Search code examples
rnetcdfncdf4

Nearest Non-Missing Value in NetCDF


I have two data sources for my project. I get my lat/lon values from a survey (DHS), and I'm using those lat/lon values to extract weather data from ERA-5 Land NetCDF files (spatial resolution: 0.1 x 0.1, or ~9km). The lat/lon values from the survey are randomly displaced between 2km and 10 kms, leading to some points being close to oceans/seas/other water sources. Since ERA-5 Land data are land-related variables, there are missing values close to water sources.

I use the following code to extract data from the NetCDF File to the nearest lat/lon point:

library(tidyverse)
library(ncdf4)

nc <- nc_open("./Weather/2019_07_18.nc")

lat <- 14.67543
lon <- -17.4484

ncvar_get(nc, varid = "t2m",
          start= c(which.min(abs(nc$dim$longitude$vals - lon)),
                   which.min(abs(nc$dim$latitude$vals - lat)),
                   1),
                   count = c(1,1,-1))

This specific lat/lon returns all NAs, because the data are missing in the NetCDF file (confirmed by looking at the file in Panoply).

Question: How can I modify this code so that it extracts data from the nearest non-missing lat/lon in the NetCDF file?
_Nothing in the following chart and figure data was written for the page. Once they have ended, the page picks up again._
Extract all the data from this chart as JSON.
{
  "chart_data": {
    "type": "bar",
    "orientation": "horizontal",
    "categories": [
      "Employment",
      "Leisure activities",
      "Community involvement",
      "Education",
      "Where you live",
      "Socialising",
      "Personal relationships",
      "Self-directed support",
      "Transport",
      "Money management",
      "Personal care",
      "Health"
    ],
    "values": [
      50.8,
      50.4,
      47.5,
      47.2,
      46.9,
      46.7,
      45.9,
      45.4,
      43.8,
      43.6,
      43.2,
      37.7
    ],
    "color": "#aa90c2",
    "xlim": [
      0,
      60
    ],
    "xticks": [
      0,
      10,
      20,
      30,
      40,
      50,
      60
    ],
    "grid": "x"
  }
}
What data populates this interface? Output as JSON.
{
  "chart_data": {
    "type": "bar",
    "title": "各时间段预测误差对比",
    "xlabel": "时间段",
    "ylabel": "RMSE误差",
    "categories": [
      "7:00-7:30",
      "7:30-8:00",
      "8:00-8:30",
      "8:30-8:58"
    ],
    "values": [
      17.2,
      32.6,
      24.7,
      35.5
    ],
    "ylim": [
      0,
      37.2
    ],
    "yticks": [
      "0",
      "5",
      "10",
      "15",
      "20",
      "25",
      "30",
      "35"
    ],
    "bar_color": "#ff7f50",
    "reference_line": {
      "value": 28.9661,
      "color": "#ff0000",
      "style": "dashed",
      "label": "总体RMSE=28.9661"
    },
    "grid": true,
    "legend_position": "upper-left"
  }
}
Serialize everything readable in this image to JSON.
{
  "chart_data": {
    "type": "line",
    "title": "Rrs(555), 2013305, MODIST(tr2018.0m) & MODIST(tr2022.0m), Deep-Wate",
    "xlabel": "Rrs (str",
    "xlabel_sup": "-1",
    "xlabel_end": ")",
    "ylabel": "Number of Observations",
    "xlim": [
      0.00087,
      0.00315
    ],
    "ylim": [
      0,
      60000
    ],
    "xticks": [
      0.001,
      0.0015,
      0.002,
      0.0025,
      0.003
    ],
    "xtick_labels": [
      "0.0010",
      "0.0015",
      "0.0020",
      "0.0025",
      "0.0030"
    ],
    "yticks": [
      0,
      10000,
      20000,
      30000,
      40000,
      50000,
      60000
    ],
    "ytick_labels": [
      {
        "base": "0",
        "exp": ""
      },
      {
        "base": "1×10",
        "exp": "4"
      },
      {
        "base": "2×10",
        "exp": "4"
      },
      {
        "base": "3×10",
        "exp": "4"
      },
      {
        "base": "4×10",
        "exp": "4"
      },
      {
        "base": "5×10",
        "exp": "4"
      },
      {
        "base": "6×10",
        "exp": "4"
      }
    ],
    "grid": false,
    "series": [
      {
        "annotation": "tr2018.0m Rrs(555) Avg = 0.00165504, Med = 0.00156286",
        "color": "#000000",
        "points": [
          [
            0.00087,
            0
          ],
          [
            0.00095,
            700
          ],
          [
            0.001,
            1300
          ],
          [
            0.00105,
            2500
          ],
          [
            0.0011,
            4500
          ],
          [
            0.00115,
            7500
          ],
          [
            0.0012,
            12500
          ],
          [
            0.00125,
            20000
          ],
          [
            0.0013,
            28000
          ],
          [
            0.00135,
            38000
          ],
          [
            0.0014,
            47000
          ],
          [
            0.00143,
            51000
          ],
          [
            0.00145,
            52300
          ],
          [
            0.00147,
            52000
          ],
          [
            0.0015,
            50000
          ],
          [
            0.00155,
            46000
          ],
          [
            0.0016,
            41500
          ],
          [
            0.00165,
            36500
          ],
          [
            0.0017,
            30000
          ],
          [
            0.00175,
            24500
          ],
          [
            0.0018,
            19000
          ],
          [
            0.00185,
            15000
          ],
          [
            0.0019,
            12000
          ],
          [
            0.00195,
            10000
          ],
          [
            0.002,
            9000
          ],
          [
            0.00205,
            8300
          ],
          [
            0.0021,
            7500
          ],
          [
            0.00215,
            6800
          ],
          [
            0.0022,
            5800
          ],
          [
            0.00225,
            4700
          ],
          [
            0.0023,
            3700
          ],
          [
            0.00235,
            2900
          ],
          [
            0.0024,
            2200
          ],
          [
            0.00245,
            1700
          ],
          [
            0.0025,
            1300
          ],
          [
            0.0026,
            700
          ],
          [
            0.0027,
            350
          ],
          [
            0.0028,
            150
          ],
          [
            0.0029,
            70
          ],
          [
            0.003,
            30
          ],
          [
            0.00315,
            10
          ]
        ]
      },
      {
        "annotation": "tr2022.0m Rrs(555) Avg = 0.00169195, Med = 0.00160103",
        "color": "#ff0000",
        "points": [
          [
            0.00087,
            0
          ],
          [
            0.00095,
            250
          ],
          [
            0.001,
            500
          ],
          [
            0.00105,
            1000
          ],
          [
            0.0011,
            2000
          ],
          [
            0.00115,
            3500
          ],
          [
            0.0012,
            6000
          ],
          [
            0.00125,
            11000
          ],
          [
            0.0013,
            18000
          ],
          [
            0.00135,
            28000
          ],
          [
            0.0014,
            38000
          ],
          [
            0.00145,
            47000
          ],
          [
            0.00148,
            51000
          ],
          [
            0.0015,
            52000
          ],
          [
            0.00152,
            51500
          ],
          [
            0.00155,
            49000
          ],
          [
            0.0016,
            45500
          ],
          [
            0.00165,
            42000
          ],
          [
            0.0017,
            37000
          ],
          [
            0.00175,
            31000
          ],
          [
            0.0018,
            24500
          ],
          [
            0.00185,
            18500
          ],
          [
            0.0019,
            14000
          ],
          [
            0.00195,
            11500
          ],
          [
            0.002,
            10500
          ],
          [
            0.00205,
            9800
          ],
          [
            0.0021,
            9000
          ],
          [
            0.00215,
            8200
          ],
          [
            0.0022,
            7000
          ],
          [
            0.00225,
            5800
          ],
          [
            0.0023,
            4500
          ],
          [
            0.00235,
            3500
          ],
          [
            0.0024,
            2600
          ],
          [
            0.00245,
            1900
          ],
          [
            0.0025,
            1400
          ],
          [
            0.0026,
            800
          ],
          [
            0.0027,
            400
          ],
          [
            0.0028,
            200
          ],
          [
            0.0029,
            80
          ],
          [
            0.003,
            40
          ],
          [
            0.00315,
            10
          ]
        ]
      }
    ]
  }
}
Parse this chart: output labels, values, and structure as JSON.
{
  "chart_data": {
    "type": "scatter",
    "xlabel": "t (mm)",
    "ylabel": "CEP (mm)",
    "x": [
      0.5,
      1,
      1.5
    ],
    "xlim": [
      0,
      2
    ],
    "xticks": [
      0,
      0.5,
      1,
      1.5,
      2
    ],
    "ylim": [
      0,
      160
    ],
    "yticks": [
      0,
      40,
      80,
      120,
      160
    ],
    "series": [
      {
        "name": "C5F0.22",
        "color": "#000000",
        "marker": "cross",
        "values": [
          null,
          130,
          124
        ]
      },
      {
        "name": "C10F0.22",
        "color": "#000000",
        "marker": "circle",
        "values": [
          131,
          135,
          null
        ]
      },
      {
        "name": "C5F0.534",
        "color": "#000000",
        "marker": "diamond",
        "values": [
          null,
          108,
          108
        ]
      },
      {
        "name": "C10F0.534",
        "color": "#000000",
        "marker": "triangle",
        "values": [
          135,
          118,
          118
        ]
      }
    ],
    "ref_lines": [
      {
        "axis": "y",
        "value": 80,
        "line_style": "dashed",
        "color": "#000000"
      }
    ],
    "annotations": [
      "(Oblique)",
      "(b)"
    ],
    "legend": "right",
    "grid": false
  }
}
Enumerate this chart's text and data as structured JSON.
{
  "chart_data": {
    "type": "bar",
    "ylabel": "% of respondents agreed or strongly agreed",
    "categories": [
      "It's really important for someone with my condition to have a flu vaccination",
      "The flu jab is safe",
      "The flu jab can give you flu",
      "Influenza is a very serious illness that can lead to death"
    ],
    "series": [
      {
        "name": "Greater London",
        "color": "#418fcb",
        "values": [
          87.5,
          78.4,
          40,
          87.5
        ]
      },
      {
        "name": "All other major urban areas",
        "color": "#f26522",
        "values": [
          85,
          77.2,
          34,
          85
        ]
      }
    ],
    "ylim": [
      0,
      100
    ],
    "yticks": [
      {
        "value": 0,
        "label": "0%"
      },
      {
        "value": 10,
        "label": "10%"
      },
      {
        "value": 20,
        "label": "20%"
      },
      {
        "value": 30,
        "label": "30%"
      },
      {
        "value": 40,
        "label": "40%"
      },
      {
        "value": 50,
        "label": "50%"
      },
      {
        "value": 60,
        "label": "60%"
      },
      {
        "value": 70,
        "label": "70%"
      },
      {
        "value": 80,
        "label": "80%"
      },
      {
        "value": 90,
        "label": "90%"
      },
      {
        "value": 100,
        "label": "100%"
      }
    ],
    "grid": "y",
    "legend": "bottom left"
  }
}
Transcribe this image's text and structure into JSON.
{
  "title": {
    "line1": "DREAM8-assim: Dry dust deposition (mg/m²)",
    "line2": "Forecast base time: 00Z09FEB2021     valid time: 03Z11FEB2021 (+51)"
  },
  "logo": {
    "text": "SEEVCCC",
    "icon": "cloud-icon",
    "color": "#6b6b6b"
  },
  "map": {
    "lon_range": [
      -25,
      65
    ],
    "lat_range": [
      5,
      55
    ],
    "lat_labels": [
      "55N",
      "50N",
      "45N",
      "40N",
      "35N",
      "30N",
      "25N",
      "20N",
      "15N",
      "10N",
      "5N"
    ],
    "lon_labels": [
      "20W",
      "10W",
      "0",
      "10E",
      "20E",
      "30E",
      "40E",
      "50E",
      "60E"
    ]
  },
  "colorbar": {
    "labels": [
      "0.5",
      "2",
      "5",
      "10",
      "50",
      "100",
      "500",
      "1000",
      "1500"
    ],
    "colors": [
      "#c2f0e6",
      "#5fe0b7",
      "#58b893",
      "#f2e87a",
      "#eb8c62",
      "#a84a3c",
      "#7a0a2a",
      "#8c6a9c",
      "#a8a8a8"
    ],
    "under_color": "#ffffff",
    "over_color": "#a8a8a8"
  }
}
There are two ways that I have conceptualized going about this issue: 1) cut all missings from the NetCDF file, leading the code to pull the nearest non-missing value or 2) extrapolate the values in the NetCDF file so that there are no missing values. I'm thinking that cutting all missings would be less computer-intensive, but I'm willing to go another route. Thanks for your help.


Solution

  • Figured out an answer to my question after another couple of days. I'm posting this in case there's anyone else out there running into the same issue.

    The key is to use CDO (Climate Data Operators) to replace the missings in the NetCDFs. There are two options to replace the missings: nearest neighbor and inverse distance weighting. Missing values are talked about in section 2.6.15 in the CDO Documentation: https://code.mpimet.mpg.de/projects/cdo/embedded/index.html#x1-3440002.6.15

    To use CDO on a Windows, use Cygwin. You install the CDO package on Cygwin setup. The code is simply:

    cdo setmisstonn infile outfile
    

    OR

    cdo setmisstodis infile outfile
    

    With the infile being the location of the input, and the outfile being the location of the file with no missings.

    In order to loop through multiple files within a folder, you can use:

    for i in $(ls); do cdo setmisstonn ${i} ${i}_nona; done